3-7. 絵の具になる石(アズライト、マラカイト)
絵の具になる石には毒がないものもありますよ!こちらは日本画の岩絵の具では青と緑になる、藍銅鉱(アズライト)と孔雀石(マラカイト)という石です。だいたいこの2つは共生しています。とても綺麗な色をしているんですよ!この石の存在を知ってから日本画は宝石で絵を描いているようなものだとしみじみ感じてしまいます。尾形光琳の燕子花図という絵は、金箔、アズライト、マラカイトで描かれています。石と同じ色ですね♩
4. 鉱物のデザインのお店
さまざまな鉱物を紹介しましたが、鉱物や自然美をデザインとして扱っている私の好きなお店をご紹介します。こちらは、「自然の造形美を伝える」をコンセプトにしたショップ、京都と東京にある「ウサギノネドコ」というお店です。鉱物以外にも、様々な植物のアクリル標本や蝶やウニの標本などを取り扱っています。本店の京都にはカフェもあります。
ウサギノネドコ(京都・東京)
鉱物デザート
左からジルコン、トパーズ、アメジスト、ガーデンクオーツの石をイメージしたデザートになります。石が好きな人ならそっくり!とテンションが上がってしまいそうです!フォトジェニックでかわいいですね♩
おいしい石展
「おいしい石展」というデザートにみたてた石の展示が6/30日までやっています。そこで好評だった「ラピスラズリのオペラ」という石の作品を、実際のケーキにして今月販売されました。通販で買うことができます♪
sola cube
ウサギノネドコから販売されている「sola cube」というアクリルに閉じ込めた標本元もかわいいです。

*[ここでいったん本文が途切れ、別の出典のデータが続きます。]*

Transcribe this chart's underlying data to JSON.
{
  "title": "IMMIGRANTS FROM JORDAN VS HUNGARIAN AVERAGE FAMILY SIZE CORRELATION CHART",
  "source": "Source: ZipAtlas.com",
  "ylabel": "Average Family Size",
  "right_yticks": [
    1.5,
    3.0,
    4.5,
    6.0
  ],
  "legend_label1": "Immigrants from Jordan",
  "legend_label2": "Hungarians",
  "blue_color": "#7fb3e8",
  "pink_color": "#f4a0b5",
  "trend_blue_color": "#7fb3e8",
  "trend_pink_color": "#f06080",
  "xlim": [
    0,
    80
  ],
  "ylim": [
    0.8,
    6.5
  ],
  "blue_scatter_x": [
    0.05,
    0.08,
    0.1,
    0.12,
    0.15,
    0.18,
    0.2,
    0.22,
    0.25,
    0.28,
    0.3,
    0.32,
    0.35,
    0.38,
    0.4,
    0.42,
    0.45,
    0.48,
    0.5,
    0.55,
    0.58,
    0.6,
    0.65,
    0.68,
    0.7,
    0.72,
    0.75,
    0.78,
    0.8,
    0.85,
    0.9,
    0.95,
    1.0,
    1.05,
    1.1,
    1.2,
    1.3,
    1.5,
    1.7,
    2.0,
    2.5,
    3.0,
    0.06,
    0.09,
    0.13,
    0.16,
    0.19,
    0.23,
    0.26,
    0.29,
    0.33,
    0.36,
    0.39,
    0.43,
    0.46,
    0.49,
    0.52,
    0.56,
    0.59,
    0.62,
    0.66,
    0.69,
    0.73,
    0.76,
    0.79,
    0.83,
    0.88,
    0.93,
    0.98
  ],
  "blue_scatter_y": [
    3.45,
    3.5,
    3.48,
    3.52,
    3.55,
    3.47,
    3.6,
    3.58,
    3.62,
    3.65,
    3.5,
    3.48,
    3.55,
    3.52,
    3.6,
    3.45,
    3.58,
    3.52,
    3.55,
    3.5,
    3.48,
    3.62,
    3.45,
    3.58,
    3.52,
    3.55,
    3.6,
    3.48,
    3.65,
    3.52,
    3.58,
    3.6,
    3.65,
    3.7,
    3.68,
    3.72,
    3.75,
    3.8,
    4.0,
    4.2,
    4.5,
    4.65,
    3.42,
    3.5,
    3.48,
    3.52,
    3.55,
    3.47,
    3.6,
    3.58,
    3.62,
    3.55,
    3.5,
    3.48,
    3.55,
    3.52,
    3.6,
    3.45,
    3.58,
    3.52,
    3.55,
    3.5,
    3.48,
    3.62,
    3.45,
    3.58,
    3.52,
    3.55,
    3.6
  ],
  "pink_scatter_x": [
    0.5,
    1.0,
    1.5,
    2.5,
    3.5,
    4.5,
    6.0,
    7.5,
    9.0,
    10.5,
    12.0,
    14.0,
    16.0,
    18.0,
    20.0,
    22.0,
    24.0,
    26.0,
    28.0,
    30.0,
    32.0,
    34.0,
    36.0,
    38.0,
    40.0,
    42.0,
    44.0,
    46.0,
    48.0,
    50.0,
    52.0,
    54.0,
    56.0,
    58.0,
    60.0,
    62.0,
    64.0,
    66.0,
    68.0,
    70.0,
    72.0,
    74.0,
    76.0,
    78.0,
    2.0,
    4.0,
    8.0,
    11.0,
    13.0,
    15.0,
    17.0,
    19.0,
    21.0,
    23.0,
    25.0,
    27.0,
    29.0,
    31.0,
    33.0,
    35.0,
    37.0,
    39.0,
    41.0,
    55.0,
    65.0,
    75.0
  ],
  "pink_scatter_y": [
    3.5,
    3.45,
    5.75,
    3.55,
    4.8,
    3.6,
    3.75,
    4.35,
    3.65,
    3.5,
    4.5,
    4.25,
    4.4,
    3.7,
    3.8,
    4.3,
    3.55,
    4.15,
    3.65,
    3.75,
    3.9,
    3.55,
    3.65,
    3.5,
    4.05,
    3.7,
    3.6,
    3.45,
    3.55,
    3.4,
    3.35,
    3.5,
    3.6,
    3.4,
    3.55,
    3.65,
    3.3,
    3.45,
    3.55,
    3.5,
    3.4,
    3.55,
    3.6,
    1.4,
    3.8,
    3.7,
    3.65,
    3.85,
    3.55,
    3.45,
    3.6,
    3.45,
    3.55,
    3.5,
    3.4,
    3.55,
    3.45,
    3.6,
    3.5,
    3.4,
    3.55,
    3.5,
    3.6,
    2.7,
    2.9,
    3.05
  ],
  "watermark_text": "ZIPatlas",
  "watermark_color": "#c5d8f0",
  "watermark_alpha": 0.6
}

鉱物の他にも、植物の種や花などがあります。キャッチコピーは「手のひらの小宇宙」。まるでトーマス・ヘザウィッグの種の聖殿のようです。
5. まとめ
いかがでしたか? まだまだ紹介したい鉱物がたくさんありますがこの辺で…(これでもだいぶカットしました)。鉱物ってなんだ?って思った人も石っておもしろいかもと思ってもらえたら嬉しいです。普段、石なんてなんでもない存在と思うかもしれませんが、実は身近で、美しくて、こんなにおもしろいんですよ!生活の周りのデザインにも、鉱物は大活躍しているんです。鉱物を知ると、世界がちょっと違った角度でみえるかも?
おまけ
GW中にこの作品のアニメを見てすっかりハマってしまい5周みて原作も全て買ってしまいました。化学や鉱物の話がたくさん出てきて、知的好奇心をくすぐられてとてもワクワクする漫画です。全人類が石化してしまい、3700年後が原始に戻った世界で、化学を使って一気に現代まで駆け上がり、1から文明を作ることを再体験ができる作品です。こちらも興味があればぜひ!